News that farmland prices in Q3 2011 on the US Plains rose to record highs ought not be surprising. In the current global context – depreciating values and poor returns for just about every other asset, plus rapidly growing demand for grains, either for food or biofuels – this boom in farmland values is predictable. The bigger question is – how far can the boom go before it turns into a bubble?

The answer is that the tipping point from boom to bust in farmland values is probably still years away. Mark twain summed it up: “Buy land – they’re not making it any more.” Nor is it just the US where farmland prices are booming. In the UK, last year saw an average 12% increase in farmland prices in England, to well above £10,000/acre.

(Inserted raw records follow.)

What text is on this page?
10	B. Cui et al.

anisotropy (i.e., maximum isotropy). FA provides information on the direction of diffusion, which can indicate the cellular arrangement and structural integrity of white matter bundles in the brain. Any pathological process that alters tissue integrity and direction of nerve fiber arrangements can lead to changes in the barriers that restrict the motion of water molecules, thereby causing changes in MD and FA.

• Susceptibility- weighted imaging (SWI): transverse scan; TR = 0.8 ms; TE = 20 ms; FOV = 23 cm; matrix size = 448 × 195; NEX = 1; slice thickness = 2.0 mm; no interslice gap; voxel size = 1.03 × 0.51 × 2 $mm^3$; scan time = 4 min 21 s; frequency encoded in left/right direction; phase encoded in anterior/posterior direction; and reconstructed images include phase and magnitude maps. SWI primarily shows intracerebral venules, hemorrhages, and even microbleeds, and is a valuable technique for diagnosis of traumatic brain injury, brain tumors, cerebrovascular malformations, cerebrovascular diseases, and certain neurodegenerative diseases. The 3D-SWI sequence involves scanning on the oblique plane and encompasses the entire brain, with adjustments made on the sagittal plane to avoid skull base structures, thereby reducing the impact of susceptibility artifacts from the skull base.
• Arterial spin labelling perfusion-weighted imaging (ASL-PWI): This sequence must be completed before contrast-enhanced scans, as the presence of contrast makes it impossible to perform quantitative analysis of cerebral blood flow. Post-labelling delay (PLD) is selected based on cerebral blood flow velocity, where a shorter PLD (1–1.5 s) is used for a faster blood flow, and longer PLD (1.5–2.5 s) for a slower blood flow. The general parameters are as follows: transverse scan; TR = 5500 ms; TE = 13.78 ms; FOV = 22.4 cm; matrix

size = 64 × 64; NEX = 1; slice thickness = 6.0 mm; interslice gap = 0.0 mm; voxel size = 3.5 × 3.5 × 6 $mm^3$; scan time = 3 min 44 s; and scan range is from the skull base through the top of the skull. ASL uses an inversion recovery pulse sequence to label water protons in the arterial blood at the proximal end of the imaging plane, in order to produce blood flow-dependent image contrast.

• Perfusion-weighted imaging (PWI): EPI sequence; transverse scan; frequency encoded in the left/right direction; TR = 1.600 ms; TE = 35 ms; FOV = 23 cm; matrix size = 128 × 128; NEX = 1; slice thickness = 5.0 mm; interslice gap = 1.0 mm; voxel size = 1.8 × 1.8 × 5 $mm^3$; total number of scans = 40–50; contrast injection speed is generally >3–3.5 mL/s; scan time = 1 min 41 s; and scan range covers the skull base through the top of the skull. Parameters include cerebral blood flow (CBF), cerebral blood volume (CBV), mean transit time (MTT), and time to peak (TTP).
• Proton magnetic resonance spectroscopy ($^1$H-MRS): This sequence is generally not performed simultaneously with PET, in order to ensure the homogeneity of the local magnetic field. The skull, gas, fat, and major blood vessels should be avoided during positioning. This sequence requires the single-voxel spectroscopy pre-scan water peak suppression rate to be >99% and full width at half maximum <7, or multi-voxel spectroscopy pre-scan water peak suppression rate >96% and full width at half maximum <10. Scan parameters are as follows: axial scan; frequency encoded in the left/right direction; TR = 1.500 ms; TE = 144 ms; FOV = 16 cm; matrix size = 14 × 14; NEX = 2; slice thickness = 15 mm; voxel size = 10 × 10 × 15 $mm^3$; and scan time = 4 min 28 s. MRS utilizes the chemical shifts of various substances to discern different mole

In parts of Argentina and Brazil, prime farmland values are already as high as those in the heart of the US Corn Belt.

Yet in other parts of the world, although farmland prices have been rising fast – in Poland and eastern Germany farmland prices doubled in 2010, while in Hungary arable land prices went up by more than 90% during 2000-2010 – prices remain relatively cheap. In parts of Africa and Asia, and some places in East Europe (Russia and Ukraine particularly), land remains relatively cheap. It’s obvious that pension funds and other big-money managers are ‘getting’ the agri-land investment story. While commodities overall comprise a tiny amount of these money managers portfolios – and land investments even smaller – more and more of them are either buying into farmland or thinking of doing so in the near future. In June this year the Danish pension fund PKA (which invests on behalf of around 250,000, mostly public sector employees) said it had invested the equivalent of $33.5m in African agriculture via the Silverland private equity fund. It aims ultimately to increase its overseas farmland investments to around $250 million.

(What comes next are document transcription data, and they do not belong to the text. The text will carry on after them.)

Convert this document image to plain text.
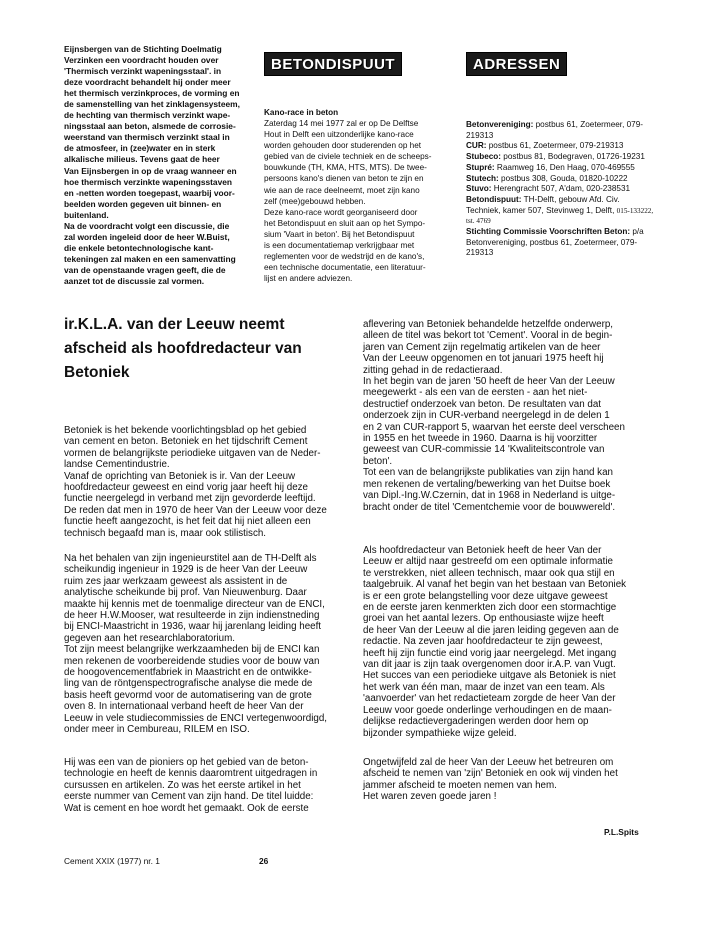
Eijnsbergen van de Stichting Doelmatig
Verzinken een voordracht houden over
'Thermisch verzinkt wapeningsstaal'. in
deze voordracht behandelt hij onder meer
het thermisch verzinkproces, de vorming en
de samenstelling van het zinklagensysteem,
de hechting van thermisch verzinkt wape-
ningsstaal aan beton, alsmede de corrosie-
weerstand van thermisch verzinkt staal in
de atmosfeer, in (zee)water en in sterk
alkalische milieus. Tevens gaat de heer
Van Eijnsbergen in op de vraag wanneer en
hoe thermisch verzinkte wapeningsstaven
en -netten worden toegepast, waarbij voor-
beelden worden gegeven uit binnen- en
buitenland.
Na de voordracht volgt een discussie, die
zal worden ingeleid door de heer W.Buist,
die enkele betontechnologische kant-
tekeningen zal maken en een samenvatting
van de openstaande vragen geeft, die de
aanzet tot de discussie zal vormen.

BETONDISPUUT

Kano-race in beton

Zaterdag 14 mei 1977 zal er op De Delftse
Hout in Delft een uitzonderlijke kano-race
worden gehouden door studerenden op het
gebied van de civiele techniek en de scheeps-
bouwkunde (TH, KMA, HTS, MTS). De twee-
persoons kano's dienen van beton te zijn en
wie aan de race deelneemt, moet zijn kano
zelf (mee)gebouwd hebben.
Deze kano-race wordt georganiseerd door
het Betondispuut en sluit aan op het Sympo-
sium 'Vaart in beton'. Bij het Betondispuut
is een documentatiemap verkrijgbaar met
reglementen voor de wedstrijd en de kano's,
een technische documentatie, een literatuur-
lijst en andere adviezen.

ADRESSEN
Betonvereniging: postbus 61, Zoetermeer, 079-219313
CUR: postbus 61, Zoetermeer, 079-219313
Stubeco: postbus 81, Bodegraven, 01726-19231
Stupré: Raamweg 16, Den Haag, 070-469555
Stutech: postbus 308, Gouda, 01820-10222
Stuvo: Herengracht 507, A'dam, 020-238531
Betondispuut: TH-Delft, gebouw Afd. Civ. Techniek, kamer 507, Stevinweg 1, Delft, 015-133222, tst. 4769
Stichting Commissie Voorschriften Beton: p/a Betonvereniging, postbus 61, Zoetermeer, 079-219313

ir.K.L.A. van der Leeuw neemt
afscheid als hoofdredacteur van
Betoniek

Betoniek is het bekende voorlichtingsblad op het gebied
van cement en beton. Betoniek en het tijdschrift Cement
vormen de belangrijkste periodieke uitgaven van de Neder-
landse Cementindustrie.
Vanaf de oprichting van Betoniek is ir. Van der Leeuw
hoofdredacteur geweest en eind vorig jaar heeft hij deze
functie neergelegd in verband met zijn gevorderde leeftijd.
De reden dat men in 1970 de heer Van der Leeuw voor deze
functie heeft aangezocht, is het feit dat hij niet alleen een
technisch begaafd man is, maar ook stilistisch.

Na het behalen van zijn ingenieurstitel aan de TH-Delft als
scheikundig ingenieur in 1929 is de heer Van der Leeuw
ruim zes jaar werkzaam geweest als assistent in de
analytische scheikunde bij prof. Van Nieuwenburg. Daar
maakte hij kennis met de toenmalige directeur van de ENCI,
de heer H.W.Mooser, wat resulteerde in zijn indienstneding
bij ENCI-Maastricht in 1936, waar hij jarenlang leiding heeft
gegeven aan het researchlaboratorium.
Tot zijn meest belangrijke werkzaamheden bij de ENCI kan
men rekenen de voorbereidende studies voor de bouw van
de hoogovencementfabriek in Maastricht en de ontwikke-
ling van de röntgenspectrografische analyse die mede de
basis heeft gevormd voor de automatisering van de grote
oven 8. In internationaal verband heeft de heer Van der
Leeuw in vele studiecommissies de ENCI vertegenwoordigd,
onder meer in Cembureau, RILEM en ISO.

Hij was een van de pioniers op het gebied van de beton-
technologie en heeft de kennis daaromtrent uitgedragen in
cursussen en artikelen. Zo was het eerste artikel in het
eerste nummer van Cement van zijn hand. De titel luidde:
Wat is cement en hoe wordt het gemaakt. Ook de eerste

aflevering van Betoniek behandelde hetzelfde onderwerp,
alleen de titel was bekort tot 'Cement'. Vooral in de begin-
jaren van Cement zijn regelmatig artikelen van de heer
Van der Leeuw opgenomen en tot januari 1975 heeft hij
zitting gehad in de redactieraad.
In het begin van de jaren '50 heeft de heer Van der Leeuw
meegewerkt - als een van de eersten - aan het niet-
destructief onderzoek van beton. De resultaten van dat
onderzoek zijn in CUR-verband neergelegd in de delen 1
en 2 van CUR-rapport 5, waarvan het eerste deel verscheen
in 1955 en het tweede in 1960. Daarna is hij voorzitter
geweest van CUR-commissie 14 'Kwaliteitscontrole van
beton'.
Tot een van de belangrijkste publikaties van zijn hand kan
men rekenen de vertaling/bewerking van het Duitse boek
van Dipl.-Ing.W.Czernin, dat in 1968 in Nederland is uitge-
bracht onder de titel 'Cementchemie voor de bouwwereld'.

Als hoofdredacteur van Betoniek heeft de heer Van der
Leeuw er altijd naar gestreefd om een optimale informatie
te verstrekken, niet alleen technisch, maar ook qua stijl en
taalgebruik. Al vanaf het begin van het bestaan van Betoniek
is er een grote belangstelling voor deze uitgave geweest
en de eerste jaren kenmerkten zich door een stormachtige
groei van het aantal lezers. Op enthousiaste wijze heeft
de heer Van der Leeuw al die jaren leiding gegeven aan de
redactie. Na zeven jaar hoofdredacteur te zijn geweest,
heeft hij zijn functie eind vorig jaar neergelegd. Met ingang
van dit jaar is zijn taak overgenomen door ir.A.P. van Vugt.
Het succes van een periodieke uitgave als Betoniek is niet
het werk van één man, maar de inzet van een team. Als
'aanvoerder' van het redactieteam zorgde de heer Van der
Leeuw voor goede onderlinge verhoudingen en de maan-
delijkse redactievergaderingen werden door hem op
bijzonder sympathieke wijze geleid.

Ongetwijfeld zal de heer Van der Leeuw het betreuren om
afscheid te nemen van 'zijn' Betoniek en ook wij vinden het
jammer afscheid te moeten nemen van hem.
Het waren zeven goede jaren !

P.L.Spits
Cement XXIX (1977) nr. 1	26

Reliably authoritative information about large-scale private sector investment in farmland is scanty – not least because the scene is changing so fast – but one report that caught our eye was published by the Committee for Agriculture of the OECD in October this year and can be found here. The Oakland Institute in the US also covers ‘land grabs’ in some detail although it tends to be less sympathetic to such investments. The OECD report studied six private funds and what they are up to, and pinpointed that this is just the tip of a (growing) iceberg, commenting: Each of the funds highlighted is emblematic of a large trend which is occurring in agriculture on a global basis; the deployment of institutional capital in the agricultural sector which had attracted investment capital.” But while there is a growing body of opinion that this kind of investment is nasty, aimed at purely “land-grabbing” (and by implication exploiting local people), the OECD report adds something interesting and possibly counter-intuitive: “This development is resulting in the transfer of best practices between regions (Brazil to sub-Saharan Africa) which should ensure the adoption of efficient and sustainable farming practices, increase the volume and improve the quality of crops available for both domestic and exports markets (to generate hard currency) and enhance the skill set and employment opportunities for many in the local populations.”

This investment tendency is just lapping around the shores of the world’s under-developed farmlands right now, but over the next few years it’s going to become an unstoppable tidal wave. If handled right, it should be welcomed. Food output and yields need to rise just to keep pace with demand – and the capacity of the public sector to get stuck in and do that is severely constrained. Pension funds and other big investors have every incentive to ensure that best practices are implemented, if only to protect their investments.